Thermalization precedes equilibrium relaxation. Same panels as in Fig. 1, but in the regime ${\mathcal{L}}_{\mathrm{kin}}^{\mathrm{RJ}}\lesssim {\mathcal{L}}_{\mathrm{kin}}^{\mathrm{eq}}$. The system exhibits an incipient process of RJ thermalization and nonequilibrium condensation characterized by a growth of the condensate amplitude $w_0(z)$ for $z{\beta }_0\lesssim 2\times {10}^5$. Disorder subsequently prevails, which induces a decay of $w_0(z)$ (and eventually brings the system to equilibrium $w_j^{\mathrm{eq}}$). Parameters: $L_{\mathrm{dis}}/L_{\mathrm{lin}}=7$, $L_{\mathrm{dis}}/L_{\mathrm{nl}}=0.033$, and ${\ell }_c{\beta }_0=167$.

Figure 3

Thermalization prevails over equilibrium relaxation.
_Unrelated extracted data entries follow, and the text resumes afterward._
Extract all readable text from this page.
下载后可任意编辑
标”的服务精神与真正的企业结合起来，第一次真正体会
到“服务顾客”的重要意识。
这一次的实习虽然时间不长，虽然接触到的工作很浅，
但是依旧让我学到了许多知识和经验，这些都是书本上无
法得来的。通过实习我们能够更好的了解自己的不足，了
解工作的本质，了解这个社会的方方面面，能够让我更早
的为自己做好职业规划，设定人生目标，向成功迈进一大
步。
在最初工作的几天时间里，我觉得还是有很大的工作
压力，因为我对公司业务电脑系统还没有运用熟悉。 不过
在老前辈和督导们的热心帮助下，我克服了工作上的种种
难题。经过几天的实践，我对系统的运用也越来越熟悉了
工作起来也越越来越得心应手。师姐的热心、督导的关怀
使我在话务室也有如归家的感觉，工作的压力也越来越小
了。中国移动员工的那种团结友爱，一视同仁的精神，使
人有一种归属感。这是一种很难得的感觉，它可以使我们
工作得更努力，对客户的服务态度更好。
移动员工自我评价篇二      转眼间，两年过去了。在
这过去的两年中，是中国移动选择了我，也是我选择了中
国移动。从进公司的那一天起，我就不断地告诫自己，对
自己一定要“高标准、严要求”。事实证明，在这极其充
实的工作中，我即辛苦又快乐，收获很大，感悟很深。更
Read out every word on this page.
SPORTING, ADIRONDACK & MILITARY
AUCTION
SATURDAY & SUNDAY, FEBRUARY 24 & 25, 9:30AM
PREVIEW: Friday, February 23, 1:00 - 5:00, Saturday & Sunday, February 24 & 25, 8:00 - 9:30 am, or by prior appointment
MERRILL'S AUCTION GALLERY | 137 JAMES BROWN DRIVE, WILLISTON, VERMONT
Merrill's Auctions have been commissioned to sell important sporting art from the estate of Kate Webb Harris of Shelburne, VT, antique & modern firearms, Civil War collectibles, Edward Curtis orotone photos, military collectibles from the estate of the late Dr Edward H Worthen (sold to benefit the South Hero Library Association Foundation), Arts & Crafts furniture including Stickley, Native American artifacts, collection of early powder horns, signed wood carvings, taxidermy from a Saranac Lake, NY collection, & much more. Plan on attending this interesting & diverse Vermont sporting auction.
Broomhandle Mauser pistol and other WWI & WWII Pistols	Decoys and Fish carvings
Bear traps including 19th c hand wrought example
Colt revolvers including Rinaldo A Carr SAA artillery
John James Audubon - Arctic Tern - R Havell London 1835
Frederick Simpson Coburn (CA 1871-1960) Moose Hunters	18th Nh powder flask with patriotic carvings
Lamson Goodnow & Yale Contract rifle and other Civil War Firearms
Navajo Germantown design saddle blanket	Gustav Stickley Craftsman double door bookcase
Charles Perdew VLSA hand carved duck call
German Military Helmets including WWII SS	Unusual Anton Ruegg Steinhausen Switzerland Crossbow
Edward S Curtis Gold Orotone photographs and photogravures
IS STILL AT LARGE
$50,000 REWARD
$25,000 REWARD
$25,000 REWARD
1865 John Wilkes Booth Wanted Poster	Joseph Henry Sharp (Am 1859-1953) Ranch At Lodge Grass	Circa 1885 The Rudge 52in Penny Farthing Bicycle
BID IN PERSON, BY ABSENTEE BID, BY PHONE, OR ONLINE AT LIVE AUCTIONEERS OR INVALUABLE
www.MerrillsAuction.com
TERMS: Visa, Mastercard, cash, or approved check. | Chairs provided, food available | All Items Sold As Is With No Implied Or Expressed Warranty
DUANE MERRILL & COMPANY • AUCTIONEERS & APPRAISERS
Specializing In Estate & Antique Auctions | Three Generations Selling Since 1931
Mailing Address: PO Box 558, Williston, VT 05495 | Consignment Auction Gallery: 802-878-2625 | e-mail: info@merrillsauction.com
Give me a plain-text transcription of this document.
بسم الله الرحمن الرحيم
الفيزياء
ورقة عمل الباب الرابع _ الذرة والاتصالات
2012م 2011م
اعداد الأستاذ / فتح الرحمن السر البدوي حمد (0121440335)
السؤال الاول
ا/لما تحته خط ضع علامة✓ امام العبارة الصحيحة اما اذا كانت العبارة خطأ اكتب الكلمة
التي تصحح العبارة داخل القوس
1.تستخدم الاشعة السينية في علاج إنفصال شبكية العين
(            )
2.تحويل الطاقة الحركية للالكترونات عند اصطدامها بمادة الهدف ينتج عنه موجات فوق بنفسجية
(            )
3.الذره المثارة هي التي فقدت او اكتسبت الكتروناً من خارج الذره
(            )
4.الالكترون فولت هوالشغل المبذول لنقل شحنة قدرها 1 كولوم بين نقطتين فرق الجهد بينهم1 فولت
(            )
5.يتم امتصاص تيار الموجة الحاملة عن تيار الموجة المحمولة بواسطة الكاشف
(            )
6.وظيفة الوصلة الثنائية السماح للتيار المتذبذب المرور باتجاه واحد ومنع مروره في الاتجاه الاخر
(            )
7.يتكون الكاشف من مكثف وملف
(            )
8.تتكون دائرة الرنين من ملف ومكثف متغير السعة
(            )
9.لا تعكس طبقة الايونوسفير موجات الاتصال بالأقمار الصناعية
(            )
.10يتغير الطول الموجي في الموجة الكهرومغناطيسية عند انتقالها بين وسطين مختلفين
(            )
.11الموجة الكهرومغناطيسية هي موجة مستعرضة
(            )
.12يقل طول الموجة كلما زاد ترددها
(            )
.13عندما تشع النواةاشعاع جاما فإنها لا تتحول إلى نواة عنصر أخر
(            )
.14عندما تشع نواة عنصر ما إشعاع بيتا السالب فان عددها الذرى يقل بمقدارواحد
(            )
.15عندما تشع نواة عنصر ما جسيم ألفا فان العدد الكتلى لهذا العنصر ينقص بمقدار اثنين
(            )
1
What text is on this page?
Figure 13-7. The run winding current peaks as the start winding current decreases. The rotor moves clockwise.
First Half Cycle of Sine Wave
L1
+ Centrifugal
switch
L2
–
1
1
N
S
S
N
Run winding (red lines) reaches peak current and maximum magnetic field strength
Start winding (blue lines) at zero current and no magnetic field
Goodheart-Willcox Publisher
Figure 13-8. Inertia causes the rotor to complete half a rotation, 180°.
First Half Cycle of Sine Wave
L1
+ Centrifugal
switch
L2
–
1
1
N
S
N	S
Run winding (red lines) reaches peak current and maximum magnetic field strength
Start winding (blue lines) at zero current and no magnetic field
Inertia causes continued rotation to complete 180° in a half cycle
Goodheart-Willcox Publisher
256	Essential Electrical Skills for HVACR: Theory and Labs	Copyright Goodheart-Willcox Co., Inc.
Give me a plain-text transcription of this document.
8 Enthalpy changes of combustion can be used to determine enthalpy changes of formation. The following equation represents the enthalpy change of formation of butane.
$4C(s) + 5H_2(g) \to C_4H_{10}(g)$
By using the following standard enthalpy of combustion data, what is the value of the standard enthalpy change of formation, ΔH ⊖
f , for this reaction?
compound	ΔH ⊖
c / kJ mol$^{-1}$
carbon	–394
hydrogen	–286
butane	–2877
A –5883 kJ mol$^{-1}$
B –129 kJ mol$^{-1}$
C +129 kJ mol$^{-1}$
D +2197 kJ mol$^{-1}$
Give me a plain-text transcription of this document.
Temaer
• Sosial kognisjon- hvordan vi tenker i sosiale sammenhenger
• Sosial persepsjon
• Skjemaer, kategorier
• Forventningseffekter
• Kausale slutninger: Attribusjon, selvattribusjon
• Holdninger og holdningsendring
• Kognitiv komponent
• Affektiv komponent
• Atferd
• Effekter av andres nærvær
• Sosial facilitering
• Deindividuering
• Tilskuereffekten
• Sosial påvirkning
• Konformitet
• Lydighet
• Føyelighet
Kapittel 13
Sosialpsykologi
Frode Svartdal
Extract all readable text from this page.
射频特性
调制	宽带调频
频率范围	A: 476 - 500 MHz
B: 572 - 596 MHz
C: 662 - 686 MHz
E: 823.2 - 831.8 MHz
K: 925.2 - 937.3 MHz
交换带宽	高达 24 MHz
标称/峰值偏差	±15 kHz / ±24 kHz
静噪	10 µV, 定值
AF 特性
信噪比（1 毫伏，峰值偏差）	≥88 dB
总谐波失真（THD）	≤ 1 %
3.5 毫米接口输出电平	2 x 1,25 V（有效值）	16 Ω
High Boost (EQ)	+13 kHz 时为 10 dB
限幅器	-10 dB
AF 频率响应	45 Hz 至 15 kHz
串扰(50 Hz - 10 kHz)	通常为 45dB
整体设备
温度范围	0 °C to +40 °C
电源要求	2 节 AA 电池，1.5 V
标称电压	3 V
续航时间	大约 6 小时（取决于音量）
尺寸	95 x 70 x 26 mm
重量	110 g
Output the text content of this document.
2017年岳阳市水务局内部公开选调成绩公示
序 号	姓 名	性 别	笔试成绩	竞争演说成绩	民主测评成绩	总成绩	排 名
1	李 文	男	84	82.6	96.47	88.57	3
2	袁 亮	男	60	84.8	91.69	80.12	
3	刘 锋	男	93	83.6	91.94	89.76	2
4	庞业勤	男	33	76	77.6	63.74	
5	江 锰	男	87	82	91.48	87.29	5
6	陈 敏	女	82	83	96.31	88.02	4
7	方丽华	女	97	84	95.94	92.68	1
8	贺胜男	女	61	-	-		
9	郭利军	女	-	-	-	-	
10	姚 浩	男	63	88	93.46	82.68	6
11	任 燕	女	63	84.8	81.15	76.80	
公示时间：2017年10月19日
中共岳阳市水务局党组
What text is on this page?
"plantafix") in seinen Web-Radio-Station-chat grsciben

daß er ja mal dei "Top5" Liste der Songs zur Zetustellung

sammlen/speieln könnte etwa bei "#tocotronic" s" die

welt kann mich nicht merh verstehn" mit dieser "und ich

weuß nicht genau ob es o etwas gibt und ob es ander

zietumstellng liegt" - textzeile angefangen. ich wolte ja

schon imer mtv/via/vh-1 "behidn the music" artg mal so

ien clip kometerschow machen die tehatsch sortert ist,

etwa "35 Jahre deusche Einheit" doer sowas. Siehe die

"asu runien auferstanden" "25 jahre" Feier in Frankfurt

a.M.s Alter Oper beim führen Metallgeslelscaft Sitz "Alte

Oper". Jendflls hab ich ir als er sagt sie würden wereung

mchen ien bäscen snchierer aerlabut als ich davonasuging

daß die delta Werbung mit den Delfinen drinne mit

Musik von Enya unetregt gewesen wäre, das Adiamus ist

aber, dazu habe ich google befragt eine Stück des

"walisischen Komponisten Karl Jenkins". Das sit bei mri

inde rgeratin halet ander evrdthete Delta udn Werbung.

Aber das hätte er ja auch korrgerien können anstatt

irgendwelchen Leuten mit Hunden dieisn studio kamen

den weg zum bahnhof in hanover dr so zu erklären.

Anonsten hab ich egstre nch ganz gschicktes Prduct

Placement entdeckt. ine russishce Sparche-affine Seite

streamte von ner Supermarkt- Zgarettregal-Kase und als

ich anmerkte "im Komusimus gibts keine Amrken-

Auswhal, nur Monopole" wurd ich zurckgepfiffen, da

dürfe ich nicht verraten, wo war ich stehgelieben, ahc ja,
Same panels as in Fig. 1, but in the regime ${\mathcal{L}}_{\mathrm{kin}}^{\mathrm{RJ}}\ll {\mathcal{L}}_{\mathrm{kin}}^{\mathrm{eq}}$. The system exhibits a process of RJ thermalization and condensation characterized by a significant growth of the condensate amplitude $w_0(z)$ to the value predicted by the RJ distribution, $w_0^{\mathrm{RJ}}/N\simeq 0.55$ (horizontal dashed-dotted black line) (a). At variance with Figs. 1 and 2, the energy $E(z)$ is almost constant (c). The modes approach the RJ distribution $w_j^{\mathrm{RJ}}$ (green) (d). Parameters: $L_{\mathrm{dis}}/L_{\mathrm{lin}}=8.4$, $L_{\mathrm{dis}}/L_{\mathrm{nl}}=0.04$, and ${\ell }_c{\beta }_0=4\times {10}^3$.

Figure 4

Observation of light condensation with strong disorder. Measurements of the condensate fraction $w_0/N$ vs $E/N$ at small power [linear (LIN) regime] and high power [nonlinear (NL) regime], for a moderate (a), and a large (b), strength of random mode coupling. The solid line reports the prediction from the RJ theory, $w_0^{\mathrm{RJ}}/N$. In the absence of strong disorder (squares), $w_0/N$ increases as the power increases, and reaches the RJ prediction (solid line)—each color refers to a different value of $E/N$. In the presence of strong disorder (big circles), the energy $E/N$ increases due to disorder (squares are shifted to big circles of the same color), by $\mathrm{\Delta }\overline{E/N}\simeq 6\%$ (a), and $\mathrm{\Delta }\overline{E/N}\simeq 11\%$ (b). The big circles report the average over 10 different realizations of disorder (10 small circles for each color). RJ thermalization takes place in the presence of strong disorder (a), and it is quenched by further increasing the amount of disorder (b) [51].